Arbeit gegen Kapital
Doch auch aus linker Sicht gibt es einige Punkte, die Fragezeichen aufwerfen. So soll ein Freibetrag bis 100 000 Franken sicherstellen, dass «KleinsparerInnen» von der Initiative nicht betroffen seien. Dass Kapitaleinkommen in solcher Höhe bei KleinsparerInnen wohl kaum die Regel sind, wirft die Frage auf, warum auf Kapitaleinkommen überhaupt ein Freibetrag gelten soll, wenn es hier um den Widerspruch zwischen Arbeit auf der einen und Kapital auf der anderen Seite gehen soll. Dies wurde von den UrheberInnen der Initiative erklärt, nachdem sich die Juso unter zahlreichen Initiativvorschlägen aus der Parteibasis für die 99%-Initiative entschieden hatte.

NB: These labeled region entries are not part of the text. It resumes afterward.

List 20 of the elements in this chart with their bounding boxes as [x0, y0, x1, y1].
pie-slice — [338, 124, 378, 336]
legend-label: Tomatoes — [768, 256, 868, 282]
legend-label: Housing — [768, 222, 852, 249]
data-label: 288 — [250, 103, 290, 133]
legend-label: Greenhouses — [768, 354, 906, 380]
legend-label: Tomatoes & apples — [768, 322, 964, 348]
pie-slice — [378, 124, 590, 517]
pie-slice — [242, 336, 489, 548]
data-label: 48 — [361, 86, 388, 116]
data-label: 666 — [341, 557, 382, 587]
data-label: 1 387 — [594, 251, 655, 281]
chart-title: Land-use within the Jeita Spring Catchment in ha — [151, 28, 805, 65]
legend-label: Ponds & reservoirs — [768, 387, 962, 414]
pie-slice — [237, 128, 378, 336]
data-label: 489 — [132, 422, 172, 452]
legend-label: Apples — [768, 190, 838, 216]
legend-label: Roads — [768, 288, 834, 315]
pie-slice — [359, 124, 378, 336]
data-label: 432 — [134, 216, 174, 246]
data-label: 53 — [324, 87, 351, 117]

Dennoch handelt es sich beim Juso-Anliegen um ein wichtiges Anliegen, welches zwar nicht den von bürgerlichen Blättern angekündigten Klassenkampf entfesselt, aber dennoch eine elementare Frage zurück aufs politische Podest bringen kann: Die Rückverteilung des durch Ausbeutung in den Händen einiger weniger konzentrierten, aber durch die Arbeit der Massen geschaffenen Wohlstands.